Outside mainstream schooling and dance training provided by societies, there is no compulsory accreditation or registration for Australian dance teachers. In the community and social dance sector (as well as some of the primary and secondary schools where dance is delivered by ‘specialists’) there is no regulation whatsoever. This may indicate excessive faith in the skills passed on via the master-apprentice process, or the perception that dance is mostly a hobby, not particularly arduous or dangerous. The Safe Dance Reports and dance professionals tell us otherwise.

Many dancers make a living by cobbling together income from grants, performances, teaching gigs and community dance projects. They often work independently or in small groups that rarely intersect and they ‘fall’ into teaching or facilitation using their own experiences as a reference.

We see this particularly in the self-taught and usually very gifted dancers of street dance forms. The master/ apprentice approach is particularly dangerous here, where movement made and performed safely on one (highly trained, conditioned and flexible) body can be highly risky for another, particularly a beginner.

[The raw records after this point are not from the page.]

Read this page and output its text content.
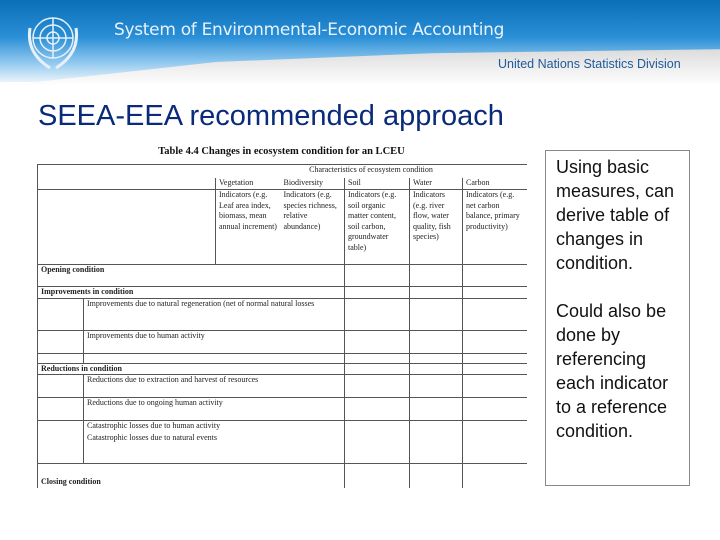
System of Environmental-Economic Accounting
United Nations Statistics Division
SEEA-EEA recommended approach
Table 4.4 Changes in ecosystem condition for an LCEU
		Characteristics of ecosystem condition				
		Vegetation	Biodiversity	Soil	Water	Carbon
		Indicators (e.g. Leaf area index, biomass, mean annual increment)	Indicators (e.g. species richness, relative abundance)	Indicators (e.g. soil organic matter content, soil carbon, groundwater table)	Indicators (e.g. river flow, water quality, fish species)	Indicators (e.g. net carbon balance, primary productivity)
Opening condition						
Improvements in condition						
	Improvements due to natural regeneration (net of normal natural losses					
	Improvements due to human activity					

Reductions in condition						
	Reductions due to extraction and harvest of resources					
	Reductions due to ongoing human activity					

	Catastrophic losses due to human activity
Catastrophic losses due to natural events					

Closing condition						

Using basic measures, can derive table of changes in condition.

Could also be done by referencing each indicator to a reference condition.
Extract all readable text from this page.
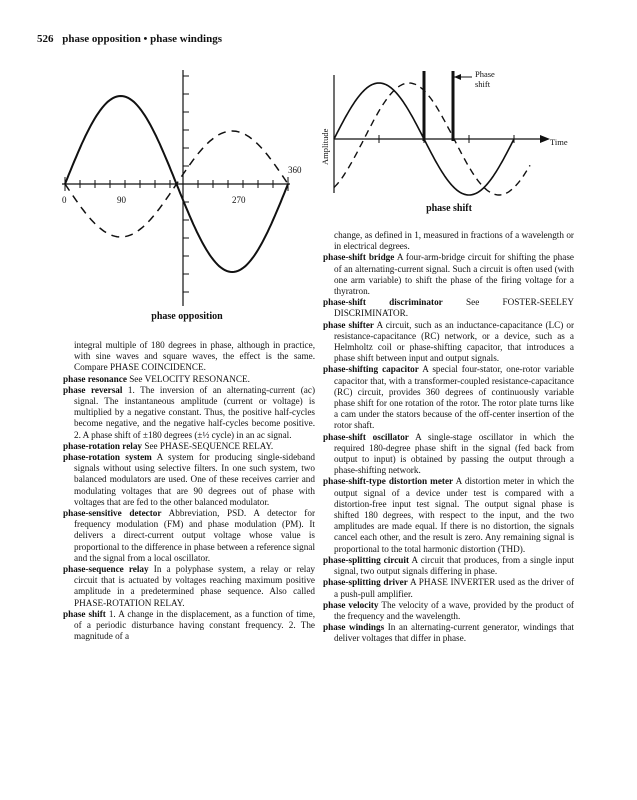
526 phase opposition • phase windings
0	90	270
360
phase opposition
Phase
shift
Time
Amplitude
phase shift

integral multiple of 180 degrees in phase, although in practice, with sine waves and square waves, the effect is the same. Compare PHASE COINCIDENCE.

phase resonance See VELOCITY RESONANCE.

phase reversal 1. The inversion of an alternating-current (ac) signal. The instantaneous amplitude (current or voltage) is multiplied by a negative constant. Thus, the positive half-cycles become negative, and the negative half-cycles become positive. 2. A phase shift of ±180 degrees (±½ cycle) in an ac signal.

phase-rotation relay See PHASE-SEQUENCE RELAY.

phase-rotation system A system for producing single-sideband signals without using selective filters. In one such system, two balanced modulators are used. One of these receives carrier and modulating voltages that are 90 degrees out of phase with voltages that are fed to the other balanced modulator.

phase-sensitive detector Abbreviation, PSD. A detector for frequency modulation (FM) and phase modulation (PM). It delivers a direct-current output voltage whose value is proportional to the difference in phase between a reference signal and the signal from a local oscillator.

phase-sequence relay In a polyphase system, a relay or relay circuit that is actuated by voltages reaching maximum positive amplitude in a predetermined phase sequence. Also called PHASE-ROTATION RELAY.

phase shift 1. A change in the displacement, as a function of time, of a periodic disturbance having constant frequency. 2. The magnitude of a

change, as defined in 1, measured in fractions of a wavelength or in electrical degrees.

phase-shift bridge A four-arm-bridge circuit for shifting the phase of an alternating-current signal. Such a circuit is often used (with one arm variable) to shift the phase of the firing voltage for a thyratron.

phase-shift discriminator	See FOSTER-SEELEY DISCRIMINATOR.

phase shifter A circuit, such as an inductance-capacitance (LC) or resistance-capacitance (RC) network, or a device, such as a Helmholtz coil or phase-shifting capacitor, that introduces a phase shift between input and output signals.

phase-shifting capacitor A special four-stator, one-rotor variable capacitor that, with a transformer-coupled resistance-capacitance (RC) circuit, provides 360 degrees of continuously variable phase shift for one rotation of the rotor. The rotor plate turns like a cam under the stators because of the off-center insertion of the rotor shaft.

phase-shift oscillator A single-stage oscillator in which the required 180-degree phase shift in the signal (fed back from output to input) is obtained by passing the output through a phase-shifting network.

phase-shift-type distortion meter A distortion meter in which the output signal of a device under test is compared with a distortion-free input test signal. The output signal phase is shifted 180 degrees, with respect to the input, and the two amplitudes are made equal. If there is no distortion, the signals cancel each other, and the result is zero. Any remaining signal is proportional to the total harmonic distortion (THD).

phase-splitting circuit A circuit that produces, from a single input signal, two output signals differing in phase.

phase-splitting driver A PHASE INVERTER used as the driver of a push-pull amplifier.

phase velocity The velocity of a wave, provided by the product of the frequency and the wavelength.

phase windings In an alternating-current generator, windings that deliver voltages that differ in phase.
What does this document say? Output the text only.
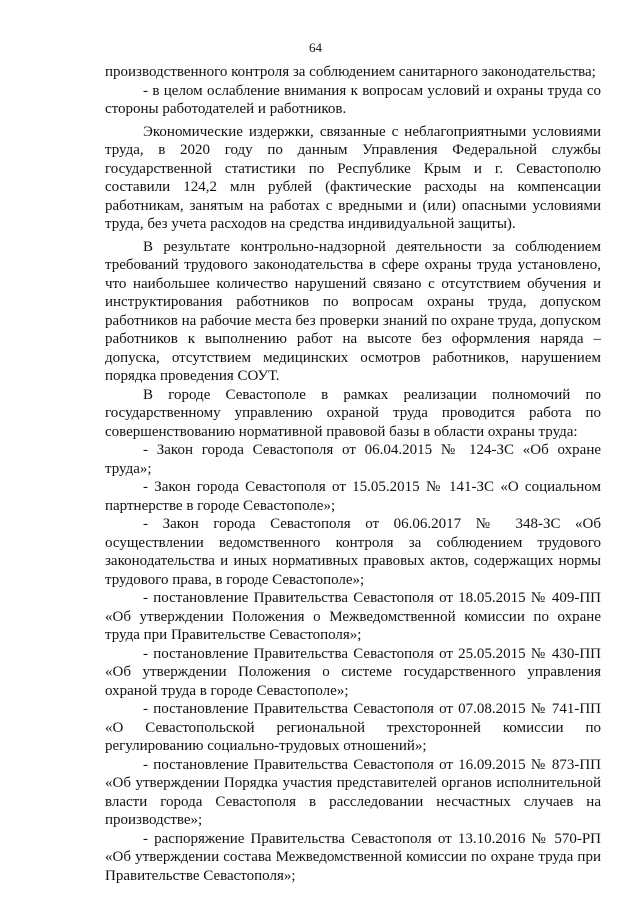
64

производственного контроля за соблюдением санитарного законодательства;

- в целом ослабление внимания к вопросам условий и охраны труда со стороны работодателей и работников.

Экономические издержки, связанные с неблагоприятными условиями труда, в 2020 году по данным Управления Федеральной службы государственной статистики по Республике Крым и г. Севастополю составили 124,2 млн рублей (фактические расходы на компенсации работникам, занятым на работах с вредными и (или) опасными условиями труда, без учета расходов на средства индивидуальной защиты).

В результате контрольно-надзорной деятельности за соблюдением требований трудового законодательства в сфере охраны труда установлено, что наибольшее количество нарушений связано с отсутствием обучения и инструктирования работников по вопросам охраны труда, допуском работников на рабочие места без проверки знаний по охране труда, допуском работников к выполнению работ на высоте без оформления наряда – допуска, отсутствием медицинских осмотров работников, нарушением порядка проведения СОУТ.

В городе Севастополе в рамках реализации полномочий по государственному управлению охраной труда проводится работа по совершенствованию нормативной правовой базы в области охраны труда:

- Закон города Севастополя от 06.04.2015 № 124-ЗС «Об охране труда»;

- Закон города Севастополя от 15.05.2015 № 141-ЗС «О социальном партнерстве в городе Севастополе»;

- Закон города Севастополя от 06.06.2017 № 348-ЗС «Об осуществлении ведомственного контроля за соблюдением трудового законодательства и иных нормативных правовых актов, содержащих нормы трудового права, в городе Севастополе»;

- постановление Правительства Севастополя от 18.05.2015 № 409-ПП «Об утверждении Положения о Межведомственной комиссии по охране труда при Правительстве Севастополя»;

- постановление Правительства Севастополя от 25.05.2015 № 430-ПП «Об утверждении Положения о системе государственного управления охраной труда в городе Севастополе»;

- постановление Правительства Севастополя от 07.08.2015 № 741-ПП «О Севастопольской региональной трехсторонней комиссии по регулированию социально-трудовых отношений»;

- постановление Правительства Севастополя от 16.09.2015 № 873-ПП «Об утверждении Порядка участия представителей органов исполнительной власти города Севастополя в расследовании несчастных случаев на производстве»;

- распоряжение Правительства Севастополя от 13.10.2016 № 570-РП «Об утверждении состава Межведомственной комиссии по охране труда при Правительстве Севастополя»;
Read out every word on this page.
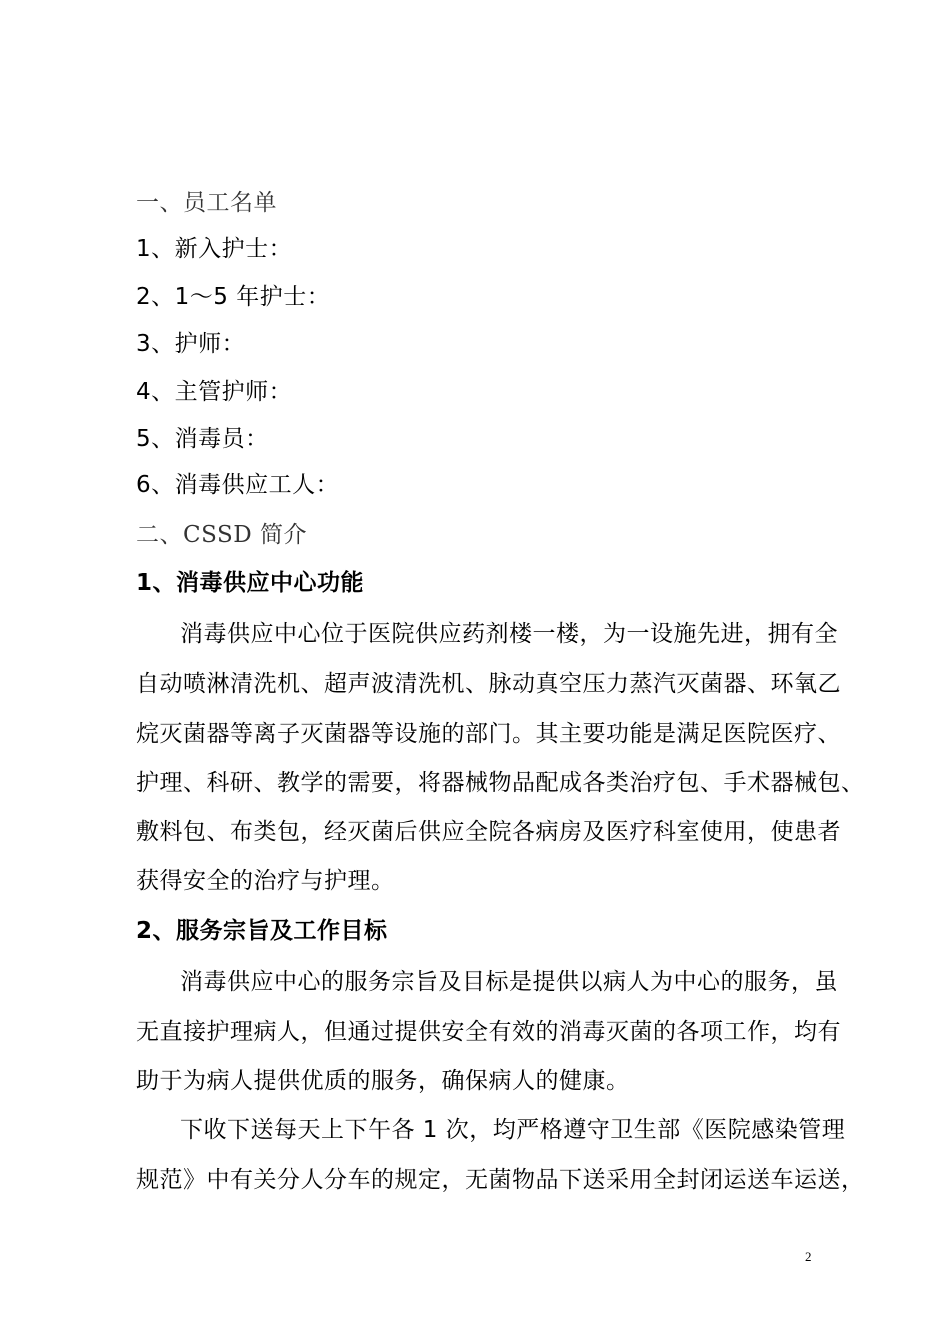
一、员工名单
1、新入护士：
2、1～5 年护士：
3、护师：
4、主管护师：
5、消毒员：
6、消毒供应工人：
二、CSSD 简介
1、消毒供应中心功能
消毒供应中心位于医院供应药剂楼一楼，为一设施先进，拥有全
自动喷淋清洗机、超声波清洗机、脉动真空压力蒸汽灭菌器、环氧乙
烷灭菌器等离子灭菌器等设施的部门。其主要功能是满足医院医疗、
护理、科研、教学的需要，将器械物品配成各类治疗包、手术器械包、
敷料包、布类包，经灭菌后供应全院各病房及医疗科室使用，使患者
获得安全的治疗与护理。
2、服务宗旨及工作目标
消毒供应中心的服务宗旨及目标是提供以病人为中心的服务，虽
无直接护理病人，但通过提供安全有效的消毒灭菌的各项工作，均有
助于为病人提供优质的服务，确保病人的健康。
下收下送每天上下午各 1 次，均严格遵守卫生部《医院感染管理
规范》中有关分人分车的规定，无菌物品下送采用全封闭运送车运送，
2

So while Ausdance is no regulator of dance training or practice, as a peak body we identified dance teacher training needs for the communities and dancers that exist outside the societies, institutions and mainstream schooling. The training needed to be of high quality, inexpensive, capable of being undertaken over a few weeks and flexible enough to accommodate a range of styles and levels of experience.

Within this time, the participants would need to learn about teaching, safe dance practice and their legal and ethical responsibilities. The Australian Guidelines for Teaching Dance and the Code of Ethics for Dance Teachers created a clear and structured way forward, as did the three units in the Social and Recreational Training Package.

And so, Ausdance invested in developing these units into a ‘skill set’ to be delivered through its registered training branch in Victoria. In its first year, 17 people around Australia completed the training and in its second year, this number rose to 37. Participant styles ranged from Ukrainian dance, tap, jazz, contemporary, creative dance, ballroom, classical ballet, highland dancing and dance for students with Downs syndrome.

Now other changes are affecting the dance landscape: the National Dance Qualifications (VET) 2 and the introduction of the Arts into the Australian Curriculum. The curriculum will recommend that students experience all of the five nominated art forms, of which dance is one.

However, there are not enough dance teachers with Bachelors of Education or Dip.Eds to go around. Schools that want specialist dance teachers will have to recruit from the industry and they will look for people they can trust to design and assess programs, lead and safely teach their students. Without many industry links or knowledge of best practice and reputation, schools will look for people with experience and training. The Ausdance skill set for Teaching Dance will support both the dancers looking for work and the students in their care.

There will always be challenges and tremors in the landscape. We can only predict, prepare and act—without the stick.